By Richard Jones
I am a mountain biker who also rides a road bike, if that’s not too much of a paradox. These are two groups that sometimes share the same space, with occasional simmering resentment on both sides. I’ve been there before myself, giving a cheery wave to some roadies coming the other way whose robotic, chisel-set serious features give no acknowledgement behind their Rudy Project glasses.
Some years ago, I would sometimes cycle to work on my old rigid Gary Fisher mountain bike, until my brother borrowed it one day and was inconveniently hit by a car. As a result, I bought a Scott road bike and started a fair-weather weekly commute. After moving to the edge of the Peak District I continued this and started to actually enjoy the challenge of the climb out of Matlock and trying to hit 50mph downhill on the A-road into Chesterfield. Post-ride conversations changed from droning on about near misses with trees/rocks/sheep to droning on about near misses with cars/vans/lorries.

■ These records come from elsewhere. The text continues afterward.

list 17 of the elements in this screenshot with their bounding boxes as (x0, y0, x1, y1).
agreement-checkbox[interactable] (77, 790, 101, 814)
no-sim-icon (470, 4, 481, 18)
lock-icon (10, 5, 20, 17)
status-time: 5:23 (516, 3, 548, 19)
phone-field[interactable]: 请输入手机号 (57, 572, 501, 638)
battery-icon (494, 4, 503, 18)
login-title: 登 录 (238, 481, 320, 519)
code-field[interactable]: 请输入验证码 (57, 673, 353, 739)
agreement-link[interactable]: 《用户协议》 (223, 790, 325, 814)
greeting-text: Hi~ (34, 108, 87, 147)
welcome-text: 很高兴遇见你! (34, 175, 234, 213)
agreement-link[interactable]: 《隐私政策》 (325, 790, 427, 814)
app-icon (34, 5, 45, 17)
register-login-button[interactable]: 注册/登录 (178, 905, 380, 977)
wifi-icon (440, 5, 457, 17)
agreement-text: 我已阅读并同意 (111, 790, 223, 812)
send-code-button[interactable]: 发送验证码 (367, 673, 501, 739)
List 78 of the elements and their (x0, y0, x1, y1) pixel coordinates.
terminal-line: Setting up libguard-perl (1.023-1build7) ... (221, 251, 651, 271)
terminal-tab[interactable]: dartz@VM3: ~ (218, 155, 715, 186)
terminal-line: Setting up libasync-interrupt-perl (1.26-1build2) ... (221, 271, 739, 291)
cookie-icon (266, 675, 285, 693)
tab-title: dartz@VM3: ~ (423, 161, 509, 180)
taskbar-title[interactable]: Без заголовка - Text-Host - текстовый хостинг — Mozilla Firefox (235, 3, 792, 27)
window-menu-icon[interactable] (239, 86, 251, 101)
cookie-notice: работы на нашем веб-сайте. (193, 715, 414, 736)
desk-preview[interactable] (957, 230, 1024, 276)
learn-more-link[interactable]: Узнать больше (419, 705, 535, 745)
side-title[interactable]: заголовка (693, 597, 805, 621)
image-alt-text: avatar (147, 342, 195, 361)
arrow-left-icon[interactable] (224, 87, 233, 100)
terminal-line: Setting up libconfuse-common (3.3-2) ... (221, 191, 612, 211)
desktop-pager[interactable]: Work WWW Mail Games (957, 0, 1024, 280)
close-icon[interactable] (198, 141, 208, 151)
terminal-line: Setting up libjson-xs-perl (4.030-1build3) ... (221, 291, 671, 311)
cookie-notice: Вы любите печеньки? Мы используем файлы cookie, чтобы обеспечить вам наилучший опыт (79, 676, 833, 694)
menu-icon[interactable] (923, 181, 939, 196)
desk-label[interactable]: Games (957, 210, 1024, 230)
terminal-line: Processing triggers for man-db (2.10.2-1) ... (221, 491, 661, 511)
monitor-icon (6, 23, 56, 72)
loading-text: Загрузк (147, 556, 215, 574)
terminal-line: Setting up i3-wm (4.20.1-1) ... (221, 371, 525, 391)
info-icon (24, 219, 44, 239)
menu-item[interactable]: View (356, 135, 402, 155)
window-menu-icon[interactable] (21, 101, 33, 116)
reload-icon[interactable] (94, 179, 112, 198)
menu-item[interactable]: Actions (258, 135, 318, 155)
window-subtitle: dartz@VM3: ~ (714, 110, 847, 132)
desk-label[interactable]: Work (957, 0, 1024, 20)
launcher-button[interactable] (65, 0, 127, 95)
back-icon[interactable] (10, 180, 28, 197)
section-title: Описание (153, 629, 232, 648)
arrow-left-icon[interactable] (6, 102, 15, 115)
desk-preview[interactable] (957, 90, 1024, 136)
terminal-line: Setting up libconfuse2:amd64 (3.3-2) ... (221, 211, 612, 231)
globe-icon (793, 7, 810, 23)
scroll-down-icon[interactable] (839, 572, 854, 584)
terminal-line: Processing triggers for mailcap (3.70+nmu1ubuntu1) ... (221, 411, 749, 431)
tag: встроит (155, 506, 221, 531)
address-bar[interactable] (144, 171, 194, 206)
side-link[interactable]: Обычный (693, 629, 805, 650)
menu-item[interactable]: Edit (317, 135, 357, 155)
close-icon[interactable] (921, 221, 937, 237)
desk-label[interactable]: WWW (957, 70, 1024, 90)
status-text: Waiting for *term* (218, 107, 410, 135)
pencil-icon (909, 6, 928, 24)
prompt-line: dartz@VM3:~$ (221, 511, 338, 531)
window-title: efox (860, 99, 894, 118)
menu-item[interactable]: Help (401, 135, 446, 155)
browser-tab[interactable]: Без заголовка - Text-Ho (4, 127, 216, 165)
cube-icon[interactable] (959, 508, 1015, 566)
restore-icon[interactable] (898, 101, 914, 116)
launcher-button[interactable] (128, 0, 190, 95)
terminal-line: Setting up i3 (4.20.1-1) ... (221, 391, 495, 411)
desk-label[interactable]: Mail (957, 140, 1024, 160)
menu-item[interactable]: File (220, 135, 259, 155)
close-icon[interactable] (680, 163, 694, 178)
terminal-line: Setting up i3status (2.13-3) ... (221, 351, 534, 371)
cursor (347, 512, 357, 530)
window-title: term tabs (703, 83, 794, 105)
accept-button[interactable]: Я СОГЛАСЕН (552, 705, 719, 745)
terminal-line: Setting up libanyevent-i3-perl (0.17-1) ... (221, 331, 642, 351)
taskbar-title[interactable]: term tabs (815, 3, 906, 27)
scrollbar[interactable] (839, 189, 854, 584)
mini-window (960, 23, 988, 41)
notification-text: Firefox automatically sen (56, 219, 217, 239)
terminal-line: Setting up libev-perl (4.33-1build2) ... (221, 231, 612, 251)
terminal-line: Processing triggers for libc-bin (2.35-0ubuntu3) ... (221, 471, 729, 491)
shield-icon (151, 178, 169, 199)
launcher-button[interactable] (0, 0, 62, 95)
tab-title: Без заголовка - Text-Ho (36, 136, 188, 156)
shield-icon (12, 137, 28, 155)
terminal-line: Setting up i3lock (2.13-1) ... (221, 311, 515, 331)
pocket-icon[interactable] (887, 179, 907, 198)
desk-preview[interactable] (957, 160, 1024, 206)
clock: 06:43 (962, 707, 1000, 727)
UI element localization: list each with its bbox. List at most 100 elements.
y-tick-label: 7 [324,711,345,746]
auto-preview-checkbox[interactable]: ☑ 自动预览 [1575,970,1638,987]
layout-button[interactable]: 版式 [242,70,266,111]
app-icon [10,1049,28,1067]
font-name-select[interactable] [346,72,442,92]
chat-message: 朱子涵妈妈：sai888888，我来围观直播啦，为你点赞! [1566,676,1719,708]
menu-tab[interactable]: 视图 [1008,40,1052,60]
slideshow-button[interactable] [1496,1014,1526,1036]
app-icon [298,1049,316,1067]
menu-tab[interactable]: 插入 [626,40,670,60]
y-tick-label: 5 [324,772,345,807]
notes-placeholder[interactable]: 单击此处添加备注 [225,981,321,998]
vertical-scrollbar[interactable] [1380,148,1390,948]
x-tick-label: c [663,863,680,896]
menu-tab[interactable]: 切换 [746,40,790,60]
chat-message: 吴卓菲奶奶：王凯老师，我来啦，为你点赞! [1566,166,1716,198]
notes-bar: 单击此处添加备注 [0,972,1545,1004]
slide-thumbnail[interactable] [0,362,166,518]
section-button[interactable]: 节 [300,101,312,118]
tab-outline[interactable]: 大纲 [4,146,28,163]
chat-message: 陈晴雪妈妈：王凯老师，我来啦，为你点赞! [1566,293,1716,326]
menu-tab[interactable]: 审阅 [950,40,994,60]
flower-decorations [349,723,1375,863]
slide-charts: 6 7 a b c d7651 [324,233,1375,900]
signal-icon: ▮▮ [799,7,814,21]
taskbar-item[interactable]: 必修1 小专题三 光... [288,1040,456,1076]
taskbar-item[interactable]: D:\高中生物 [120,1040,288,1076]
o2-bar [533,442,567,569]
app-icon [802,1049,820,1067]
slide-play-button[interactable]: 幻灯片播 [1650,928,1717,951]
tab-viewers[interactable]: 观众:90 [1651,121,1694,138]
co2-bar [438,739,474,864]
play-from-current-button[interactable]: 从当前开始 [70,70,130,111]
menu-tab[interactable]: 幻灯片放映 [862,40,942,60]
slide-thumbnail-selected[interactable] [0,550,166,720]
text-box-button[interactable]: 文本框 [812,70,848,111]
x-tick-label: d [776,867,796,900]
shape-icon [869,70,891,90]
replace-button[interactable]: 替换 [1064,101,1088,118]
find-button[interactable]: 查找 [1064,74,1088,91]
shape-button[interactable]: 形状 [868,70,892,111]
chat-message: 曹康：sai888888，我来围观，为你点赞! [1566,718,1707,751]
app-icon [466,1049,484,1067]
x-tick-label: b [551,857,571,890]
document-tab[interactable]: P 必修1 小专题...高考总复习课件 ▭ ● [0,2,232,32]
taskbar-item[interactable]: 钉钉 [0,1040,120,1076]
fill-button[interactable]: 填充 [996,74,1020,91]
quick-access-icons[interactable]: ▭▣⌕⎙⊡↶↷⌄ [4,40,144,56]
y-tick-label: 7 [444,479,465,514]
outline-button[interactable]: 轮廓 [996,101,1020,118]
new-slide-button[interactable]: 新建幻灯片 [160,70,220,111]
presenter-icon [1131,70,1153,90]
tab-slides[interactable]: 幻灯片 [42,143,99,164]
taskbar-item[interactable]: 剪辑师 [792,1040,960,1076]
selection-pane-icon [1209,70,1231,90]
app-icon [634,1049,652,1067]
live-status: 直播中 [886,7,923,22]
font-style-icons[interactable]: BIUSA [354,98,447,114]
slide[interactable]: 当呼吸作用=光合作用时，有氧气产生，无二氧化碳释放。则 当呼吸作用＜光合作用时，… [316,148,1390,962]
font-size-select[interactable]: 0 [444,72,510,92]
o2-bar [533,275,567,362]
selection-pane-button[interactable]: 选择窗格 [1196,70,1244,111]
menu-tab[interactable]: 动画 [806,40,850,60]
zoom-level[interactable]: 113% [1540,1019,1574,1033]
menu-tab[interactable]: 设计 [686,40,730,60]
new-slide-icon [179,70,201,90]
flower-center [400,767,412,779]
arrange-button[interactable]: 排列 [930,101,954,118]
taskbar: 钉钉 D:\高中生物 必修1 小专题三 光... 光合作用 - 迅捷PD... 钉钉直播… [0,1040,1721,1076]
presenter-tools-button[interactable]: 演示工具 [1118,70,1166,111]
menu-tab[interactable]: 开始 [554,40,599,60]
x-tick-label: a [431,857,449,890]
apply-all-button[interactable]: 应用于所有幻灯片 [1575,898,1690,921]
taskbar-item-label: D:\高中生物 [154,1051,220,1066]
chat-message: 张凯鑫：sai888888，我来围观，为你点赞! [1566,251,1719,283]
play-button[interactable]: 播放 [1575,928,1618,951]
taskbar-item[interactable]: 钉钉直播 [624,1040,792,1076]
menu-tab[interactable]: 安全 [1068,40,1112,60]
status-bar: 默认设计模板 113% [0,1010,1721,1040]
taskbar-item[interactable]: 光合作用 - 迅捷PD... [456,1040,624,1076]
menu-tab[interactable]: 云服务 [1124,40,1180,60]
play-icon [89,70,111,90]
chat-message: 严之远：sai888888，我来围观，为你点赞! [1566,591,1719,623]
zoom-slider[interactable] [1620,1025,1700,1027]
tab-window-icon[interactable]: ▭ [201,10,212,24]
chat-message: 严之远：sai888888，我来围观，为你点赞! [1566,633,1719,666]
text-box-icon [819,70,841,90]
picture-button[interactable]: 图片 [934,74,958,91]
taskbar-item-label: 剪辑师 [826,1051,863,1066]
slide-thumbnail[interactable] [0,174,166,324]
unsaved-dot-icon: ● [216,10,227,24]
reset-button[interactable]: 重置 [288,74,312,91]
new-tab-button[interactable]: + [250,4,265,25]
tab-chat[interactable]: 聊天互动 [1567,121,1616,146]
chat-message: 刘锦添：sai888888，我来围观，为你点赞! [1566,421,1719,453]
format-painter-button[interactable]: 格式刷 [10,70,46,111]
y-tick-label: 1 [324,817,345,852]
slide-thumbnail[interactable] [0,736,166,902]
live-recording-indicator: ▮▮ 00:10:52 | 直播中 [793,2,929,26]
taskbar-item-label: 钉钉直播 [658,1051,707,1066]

Appropriate clothing is worn accordingly and my road cycling wardrobe is slowly increasing with all manner of spandex-type outfits. My other half is currently receiving a steady influx of visitors. So, when I walked in the door the other day, after cycling home from work, she shrieked with an, “Oh my God, what are you wearing?” as if I’d just walked in wearing one of those Blue Man Group latex body suits, and not lycra bib/shorts and top! She asked why I couldn’t just ride in my jeans – now I know the lycra’s not a good look, but biking to work in my jeans…?!
However, one of the great things about riding on the road is how much it has improved my fitness and helped shift some lard, which I never seemed to be able to do while mountain biking. And the great thing about being a mountain biker on a road bike is transferring bike-handling skills, like being able to descend at speed confidently.
I recently upset one of our MTB crew by suggesting that I was thinking of taking my road bike on our summer trip to the Alps. Good job he wasn’t supping a cuppa at the time, else I’d have been sprayed with it – the mere idea of tainting such a holiday was utterly repellent. I’ve agreed to leave it at home (for now!), but still, the idea of climbing the Col de Joux Plane… it is tempting!
So, my road bike is now fifteen years old and starting to make the sort of strange noises I’d associate with aging, similar to the creaks my knees make, and I’m starting to consider buying a new bike. The only thing is, I have absolutely no idea about road bikes and components, other than the uselessness of rim brakes in wet weather has given a yearning for disc brakes. I know exactly what mountain bike I’d buy at the moment (a Whyte S-150C RS please Santa), I know what tyres, components, etc. I would buy, but I haven’t got a clue about road bike stuff. I still ride in a mountain bike helmet, mountain bike shoes and egg-beater pedals, so I’m even thinking that maybe I should get these as proper road gear!
So that’s where I am at the moment; I’m a mountain biker who also enjoys riding a road bike. I think the thing I always come back to is the sheer joy and escapism I feel when hopping on two wheels, even if it is aboard a skinny-wheeled, slightly rusting old road bike. I still get that thrill of getting out of the saddle and pedalling away towards whatever my destination, whatever the surface.
Now I just need to save up for this new road bike and delve into trying to understand a whole new realm of tech and kit… I think I might just enjoy that!